T’amo Dio, bello mio,
t’amo gioia, t’amo, t’a…”

( “Intermezzo” in “Quanno nascette Ninno a Bettalemme” Pastorale in dialetto napoletano di S. Alfonso Maria De Liguori, pubblicato da Mattia del Piano in “ Laudi spirituali nell’idioma toscano e napoletano per lo popolo – Napoli 1779)

Traduzione: “Vieni, sonno, giù dal Cielo/e addormenta questo Bambino/per pietà, che è piccolino,/vieni, sonno, e non tardare.
Gioia bella (Gesù bambino) di questo cuore/vorrei sonno diventare,/dolce, dolce, e a te fare/i begli occhi addormentare.
Ma se Tu p’esser amato/ti sei fatto Bambinello,/solo amore è il sonnariello/che dormire ti può far.
Se c’è questo puoi far nanna,/per te quest’anima è ardente e buona,/T’amo, t’a…Uh, questa canzone/già t’ha fatto sonnecchiare.
T’amo Dio, bello mio, /t’amo gioia, t’amo, t’a…”

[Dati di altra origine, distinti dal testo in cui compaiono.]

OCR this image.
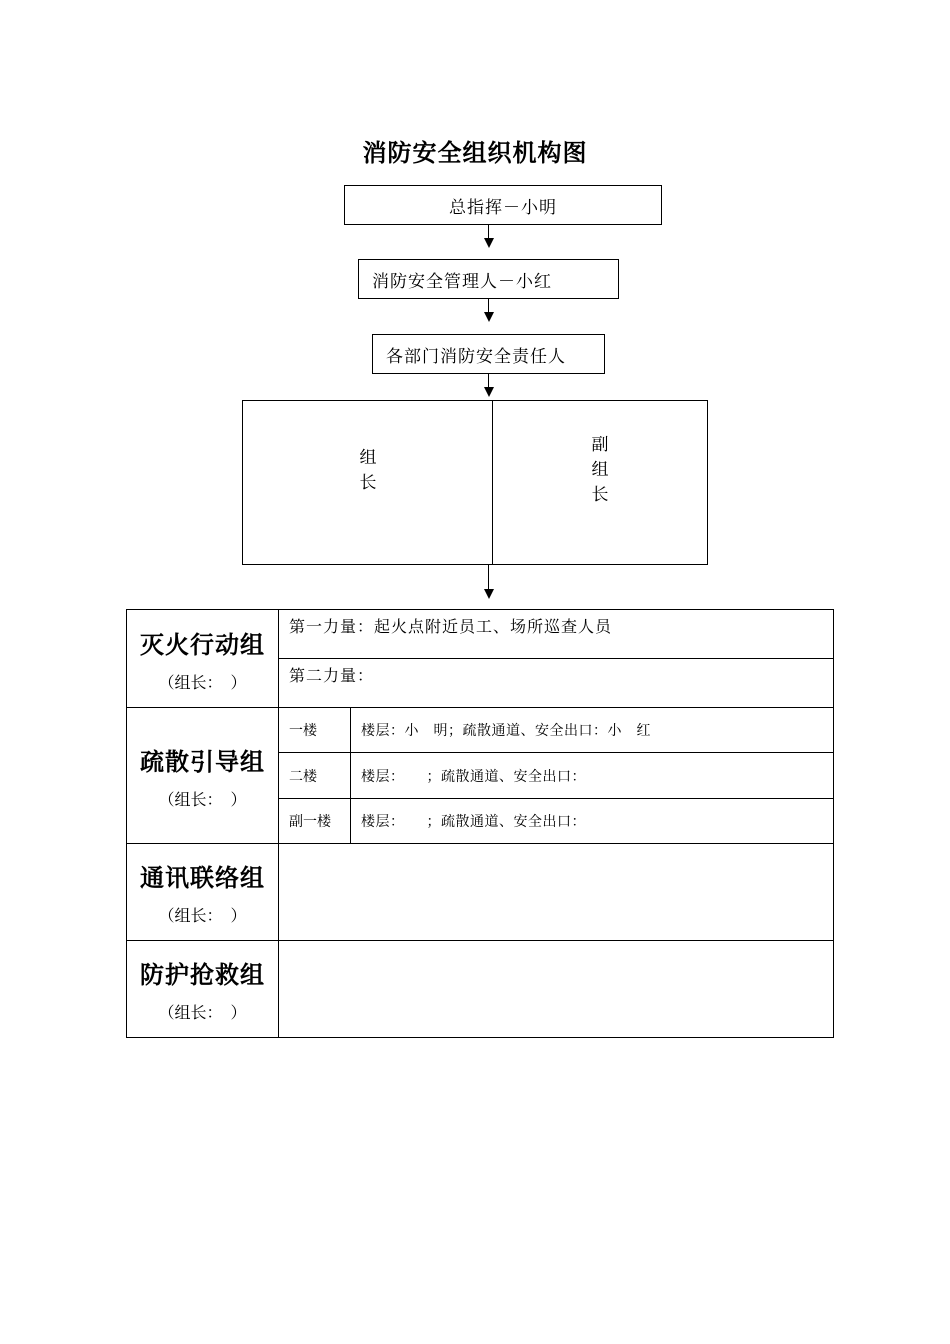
消防安全组织机构图
总指挥－小明
消防安全管理人－小红
各部门消防安全责任人
组
长
副
组
长
灭火行动组
（组长：　）	第一力量：起火点附近员工、场所巡查人员	
	第二力量：	

疏散引导组
（组长：　）	一楼	楼层：小　明；疏散通道、安全出口：小　红
	二楼	楼层：　　；疏散通道、安全出口：
	副一楼	楼层：　　；疏散通道、安全出口：

通讯联络组
（组长：　）		

防护抢救组
（组长：　）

Una ninna nanna semplice, emotivamente coinvolgente, da dedicarsi non solo al Divino Bambino da parte dei credenti, ma anche a ogni bambino: a quelli che un tempo lo furono (e fummo) a quelli che sono o che verranno. Buon Natale.

Sant’Alfonso Maria De Liguori (nato a Marianella, un quartiere di Napoli, nel 1696 muore a Pagani (Sa) nel 1787). Laureatosi a soli sedici anni in Diritto Canonico e Civile, fu avvocato di grande fama. Nel 1726 fu ordinato sacerdote. Nel ’32 fondò a Scala in provincia di Salerno i Missionari Redentoristi. Vescovo di Sant’Agata dei Goti nel 1762, si ritirò, poi, dopo tredici anni a Pagani dove morì a quasi novantun anni. Numerosi i suoi scritti (circa centodieci) . Nel 1839 Gregorio XVI lo dichiarò santo.